To put it in a more real world scenario, when someone is treating you like crap, or is never considerate, or never on time, or never expressing their feelings or intentions, this should recall a pattern of “this is bad” or “I don’t like this” because your invariant representation of relationship has a very different and distinct pattern. As such, the scenario should NOT be classified as “relationship” but as something entirely different like “bad relationship” or “asshole” or some other association.

In the end, perhaps the advocates of the “no expectation” club are in fact just like everyone else. They also have tons of expectations. Unfortunately however they have created stronger patterns of negative outcomes or patterns expectant of failure rather than those who have patterns of expectations around what is good. This includes how to be good to others and what to “expect” from those around you who fit the pattern of good.

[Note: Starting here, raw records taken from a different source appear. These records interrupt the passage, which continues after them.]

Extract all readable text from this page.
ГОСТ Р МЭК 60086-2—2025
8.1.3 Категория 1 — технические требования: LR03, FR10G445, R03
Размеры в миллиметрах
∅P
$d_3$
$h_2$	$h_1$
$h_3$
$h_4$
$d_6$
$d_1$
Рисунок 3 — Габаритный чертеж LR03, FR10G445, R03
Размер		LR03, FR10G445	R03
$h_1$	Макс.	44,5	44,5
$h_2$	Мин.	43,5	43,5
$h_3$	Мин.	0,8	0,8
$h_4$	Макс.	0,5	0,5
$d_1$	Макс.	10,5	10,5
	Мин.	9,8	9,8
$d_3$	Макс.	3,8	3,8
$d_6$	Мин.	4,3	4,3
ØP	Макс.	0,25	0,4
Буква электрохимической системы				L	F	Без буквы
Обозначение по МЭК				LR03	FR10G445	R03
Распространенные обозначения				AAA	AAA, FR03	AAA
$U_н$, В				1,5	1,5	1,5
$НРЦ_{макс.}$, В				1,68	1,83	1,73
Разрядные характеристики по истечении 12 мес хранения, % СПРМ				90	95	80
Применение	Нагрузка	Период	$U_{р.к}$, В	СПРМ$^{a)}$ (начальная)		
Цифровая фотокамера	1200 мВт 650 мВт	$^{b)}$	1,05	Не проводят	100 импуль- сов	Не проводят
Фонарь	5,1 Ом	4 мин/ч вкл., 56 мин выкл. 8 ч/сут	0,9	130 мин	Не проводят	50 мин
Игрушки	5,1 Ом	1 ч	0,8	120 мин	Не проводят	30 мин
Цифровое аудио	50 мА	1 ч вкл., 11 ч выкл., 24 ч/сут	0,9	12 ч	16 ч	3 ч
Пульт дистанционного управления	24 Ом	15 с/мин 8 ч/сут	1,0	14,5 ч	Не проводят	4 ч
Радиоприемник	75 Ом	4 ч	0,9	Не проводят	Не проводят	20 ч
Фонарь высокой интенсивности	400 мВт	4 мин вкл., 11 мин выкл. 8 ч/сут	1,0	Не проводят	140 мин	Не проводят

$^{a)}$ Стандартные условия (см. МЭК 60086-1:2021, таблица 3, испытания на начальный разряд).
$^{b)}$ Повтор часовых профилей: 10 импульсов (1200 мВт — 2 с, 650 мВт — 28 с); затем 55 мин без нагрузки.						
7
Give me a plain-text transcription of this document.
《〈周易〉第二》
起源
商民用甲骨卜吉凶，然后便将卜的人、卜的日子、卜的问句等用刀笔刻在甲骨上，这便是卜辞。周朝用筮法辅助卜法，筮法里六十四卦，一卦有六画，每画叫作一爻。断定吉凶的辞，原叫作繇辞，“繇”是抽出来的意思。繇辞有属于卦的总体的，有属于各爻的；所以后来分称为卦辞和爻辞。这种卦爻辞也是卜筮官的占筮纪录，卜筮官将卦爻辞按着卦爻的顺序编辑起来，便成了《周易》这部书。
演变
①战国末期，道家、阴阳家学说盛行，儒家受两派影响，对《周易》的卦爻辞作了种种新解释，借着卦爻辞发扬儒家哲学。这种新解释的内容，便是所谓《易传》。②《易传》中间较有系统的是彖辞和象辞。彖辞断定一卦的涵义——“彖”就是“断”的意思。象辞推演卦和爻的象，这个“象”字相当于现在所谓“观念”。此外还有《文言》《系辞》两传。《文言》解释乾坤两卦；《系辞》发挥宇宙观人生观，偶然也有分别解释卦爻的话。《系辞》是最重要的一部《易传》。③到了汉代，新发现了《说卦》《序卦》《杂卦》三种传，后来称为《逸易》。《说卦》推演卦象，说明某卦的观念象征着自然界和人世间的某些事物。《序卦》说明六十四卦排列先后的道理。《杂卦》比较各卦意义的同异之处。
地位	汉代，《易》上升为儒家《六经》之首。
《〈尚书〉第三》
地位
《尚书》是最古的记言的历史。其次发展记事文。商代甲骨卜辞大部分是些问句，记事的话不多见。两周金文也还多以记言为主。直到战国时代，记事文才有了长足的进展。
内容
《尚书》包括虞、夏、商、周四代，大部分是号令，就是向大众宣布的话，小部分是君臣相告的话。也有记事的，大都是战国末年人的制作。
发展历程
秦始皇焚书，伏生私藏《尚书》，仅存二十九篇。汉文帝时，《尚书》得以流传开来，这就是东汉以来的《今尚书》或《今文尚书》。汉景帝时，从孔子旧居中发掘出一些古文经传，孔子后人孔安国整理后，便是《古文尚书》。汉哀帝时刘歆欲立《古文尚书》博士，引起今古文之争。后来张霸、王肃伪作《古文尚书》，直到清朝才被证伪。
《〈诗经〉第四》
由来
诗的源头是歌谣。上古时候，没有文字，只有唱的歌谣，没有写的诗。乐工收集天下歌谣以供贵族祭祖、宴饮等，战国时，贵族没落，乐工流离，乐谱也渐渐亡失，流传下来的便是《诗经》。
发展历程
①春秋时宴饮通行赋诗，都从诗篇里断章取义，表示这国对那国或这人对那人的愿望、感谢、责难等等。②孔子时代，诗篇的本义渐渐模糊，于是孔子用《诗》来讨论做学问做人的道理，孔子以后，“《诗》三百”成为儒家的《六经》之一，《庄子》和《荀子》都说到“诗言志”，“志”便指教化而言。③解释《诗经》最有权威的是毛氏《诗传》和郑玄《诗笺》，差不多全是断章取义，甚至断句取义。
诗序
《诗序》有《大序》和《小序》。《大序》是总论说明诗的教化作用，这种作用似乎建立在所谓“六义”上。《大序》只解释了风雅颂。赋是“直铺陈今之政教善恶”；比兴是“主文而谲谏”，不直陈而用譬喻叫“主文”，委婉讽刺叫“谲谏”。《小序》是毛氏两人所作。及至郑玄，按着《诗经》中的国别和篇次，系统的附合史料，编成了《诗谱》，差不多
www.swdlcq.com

Maybe the “no expectations” people simply just have the wrong expectations – as perhaps there is no such thing as “no expectations”. They may think that relationships are variant because in concluding this, they are simply relying on their own negative, invariant representation of relationship. Perhaps they need to experience what is a good relationship and start re forming their patterns and adopt an invariant representation of relationships that is good. Only then can they expect to have happiness by expecting things of others”.